Investing.com - The dollar gained smartly on the yen and Aussie in Asia on Tuesday after regional data sets as investors turn focus to the release later this week of the minutes of the Fed September board meeting.
USD/JPY changed hands at 103.94, up 0.33%, while AUD/USD traded at 0.7580, down 0.37%. Japan reported a current account surplus of ¥1.98 trillion for August, wider than the seasonally-adjusted surplus of ¥1.58 trillion seen.
The September NAB business confidence survey came in at a reading of plus-6, unchanged from the previous month, and the NAB business survey rose to plus-8 from a previous reading of plus-7.
Earlier, Australia said home loans for August fell 3.0%, more than the 2.5% drop seen month-on-month, and housing finance rose 0.1%, compared with the previous reading at a 0.5% gain with finance commitments for owner-occupied dwellings fell for the second consecutive month owing mainly to a decline in loans for purchases of existing dwellings and a fall in loans for purchases of new dwellings.
A detailed RBA view on the housing market will be available in the semiannual Financial Stability Review due Friday.
The U.S. dollar index, which measures the greenback’s strength against a trade-weighted basket of six major currencies, was up 0.15% to 97.06.
Overnight, the dollar held onto gains against the other major currencies on Monday, hovering close to a two-month peak as hopes for a U.S. rate hike before the year end continued to support. Markets are currently pricing in a 69.5% chance of a rate hike at December's meeting, according to Investing.com's Fed Rate Monitor Tool. Most banks and federal institutions were closed for the Columbus Day holiday.
The greenback has initially weakened after the U.S. Labor Department said on Friday that the economy added 156,000 jobs in September, compared to expectations for 175,000.
The report also showed that the unemployment rate ticked up to 5.0% last month from 4.9% in August.
However, demand for the U.S. dollar remained supported as the disappointing jobs data was not expected to prevent the Federal Reserve from raising interest rates later this year.

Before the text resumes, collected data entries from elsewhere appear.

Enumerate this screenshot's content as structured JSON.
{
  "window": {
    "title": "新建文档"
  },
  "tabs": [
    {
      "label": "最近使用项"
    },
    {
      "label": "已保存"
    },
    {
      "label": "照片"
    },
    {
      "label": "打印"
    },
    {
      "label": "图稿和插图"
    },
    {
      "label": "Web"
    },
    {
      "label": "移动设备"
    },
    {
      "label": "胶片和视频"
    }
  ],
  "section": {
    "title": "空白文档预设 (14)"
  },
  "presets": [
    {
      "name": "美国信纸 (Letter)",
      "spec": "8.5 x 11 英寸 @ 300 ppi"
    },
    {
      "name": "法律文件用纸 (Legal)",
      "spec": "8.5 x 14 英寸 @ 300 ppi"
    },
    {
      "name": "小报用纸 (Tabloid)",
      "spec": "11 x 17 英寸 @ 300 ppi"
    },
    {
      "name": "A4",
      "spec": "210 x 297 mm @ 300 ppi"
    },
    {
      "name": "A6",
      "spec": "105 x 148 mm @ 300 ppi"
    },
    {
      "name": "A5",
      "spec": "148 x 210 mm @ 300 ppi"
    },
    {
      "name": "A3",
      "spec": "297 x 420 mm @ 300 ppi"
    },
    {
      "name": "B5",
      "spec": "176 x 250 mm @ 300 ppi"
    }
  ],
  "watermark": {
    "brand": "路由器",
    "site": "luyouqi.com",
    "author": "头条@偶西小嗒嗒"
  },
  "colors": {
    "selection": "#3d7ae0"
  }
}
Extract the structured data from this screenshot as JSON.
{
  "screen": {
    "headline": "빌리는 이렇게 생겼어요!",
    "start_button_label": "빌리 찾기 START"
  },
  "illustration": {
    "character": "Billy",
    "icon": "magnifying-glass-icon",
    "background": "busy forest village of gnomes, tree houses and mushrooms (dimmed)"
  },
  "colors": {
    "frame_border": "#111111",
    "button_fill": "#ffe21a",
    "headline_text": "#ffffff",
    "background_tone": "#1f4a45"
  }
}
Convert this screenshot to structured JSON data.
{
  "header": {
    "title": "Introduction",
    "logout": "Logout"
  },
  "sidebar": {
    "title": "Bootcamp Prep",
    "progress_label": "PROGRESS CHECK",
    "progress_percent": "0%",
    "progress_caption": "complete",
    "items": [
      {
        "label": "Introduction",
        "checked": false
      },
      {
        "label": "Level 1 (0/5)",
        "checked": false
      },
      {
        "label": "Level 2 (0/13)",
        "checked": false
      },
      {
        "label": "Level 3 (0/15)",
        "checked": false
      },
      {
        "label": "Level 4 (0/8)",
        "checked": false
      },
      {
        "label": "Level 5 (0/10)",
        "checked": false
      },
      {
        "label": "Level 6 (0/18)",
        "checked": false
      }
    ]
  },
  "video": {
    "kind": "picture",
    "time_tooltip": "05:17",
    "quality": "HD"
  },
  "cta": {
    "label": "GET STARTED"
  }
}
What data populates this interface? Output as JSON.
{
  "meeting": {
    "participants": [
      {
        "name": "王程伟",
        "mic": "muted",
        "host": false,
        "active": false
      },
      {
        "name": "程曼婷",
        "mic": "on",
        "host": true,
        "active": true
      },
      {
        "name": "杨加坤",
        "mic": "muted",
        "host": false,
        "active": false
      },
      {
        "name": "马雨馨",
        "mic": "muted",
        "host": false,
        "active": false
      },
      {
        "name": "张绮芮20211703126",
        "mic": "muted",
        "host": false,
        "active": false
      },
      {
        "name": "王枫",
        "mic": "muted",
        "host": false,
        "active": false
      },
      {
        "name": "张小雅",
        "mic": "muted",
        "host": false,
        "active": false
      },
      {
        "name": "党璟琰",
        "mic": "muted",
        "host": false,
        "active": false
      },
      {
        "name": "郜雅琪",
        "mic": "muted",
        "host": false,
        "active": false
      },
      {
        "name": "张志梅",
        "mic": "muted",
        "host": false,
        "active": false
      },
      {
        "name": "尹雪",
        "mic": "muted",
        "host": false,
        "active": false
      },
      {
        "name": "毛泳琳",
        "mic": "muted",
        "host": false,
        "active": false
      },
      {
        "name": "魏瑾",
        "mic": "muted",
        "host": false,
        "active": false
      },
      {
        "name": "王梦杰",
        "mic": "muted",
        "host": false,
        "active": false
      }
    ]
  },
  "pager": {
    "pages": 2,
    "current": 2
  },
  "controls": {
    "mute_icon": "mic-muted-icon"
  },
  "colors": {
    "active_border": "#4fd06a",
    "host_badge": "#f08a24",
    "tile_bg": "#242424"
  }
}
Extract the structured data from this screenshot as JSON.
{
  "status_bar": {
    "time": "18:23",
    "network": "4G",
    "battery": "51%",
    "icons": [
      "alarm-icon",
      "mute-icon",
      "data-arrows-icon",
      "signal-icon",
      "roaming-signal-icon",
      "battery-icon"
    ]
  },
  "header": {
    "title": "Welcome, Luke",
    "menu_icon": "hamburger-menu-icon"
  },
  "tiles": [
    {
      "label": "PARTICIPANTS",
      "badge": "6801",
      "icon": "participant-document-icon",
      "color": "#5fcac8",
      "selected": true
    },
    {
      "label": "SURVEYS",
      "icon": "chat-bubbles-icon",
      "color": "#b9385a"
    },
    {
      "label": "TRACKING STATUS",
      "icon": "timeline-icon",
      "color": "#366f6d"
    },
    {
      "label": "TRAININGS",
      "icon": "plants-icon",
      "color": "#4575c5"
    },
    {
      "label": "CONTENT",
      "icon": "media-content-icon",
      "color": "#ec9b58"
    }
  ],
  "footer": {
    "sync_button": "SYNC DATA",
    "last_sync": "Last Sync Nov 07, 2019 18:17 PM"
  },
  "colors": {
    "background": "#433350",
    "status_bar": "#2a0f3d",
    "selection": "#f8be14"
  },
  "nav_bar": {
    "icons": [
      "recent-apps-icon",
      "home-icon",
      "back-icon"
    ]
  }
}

The pound erased the sharp losses posted on Friday but remained under pressure amid sustained concerns over a ‘hard Brexit’ for Britain.
Analysts did not rule out the possibility of a “fat finger”, or human error, but most speculated that it could have caused by algorithms picking up on comments from French President François Hollande, who took a rough position on the Brexit, with the move exacerbated by thin trade.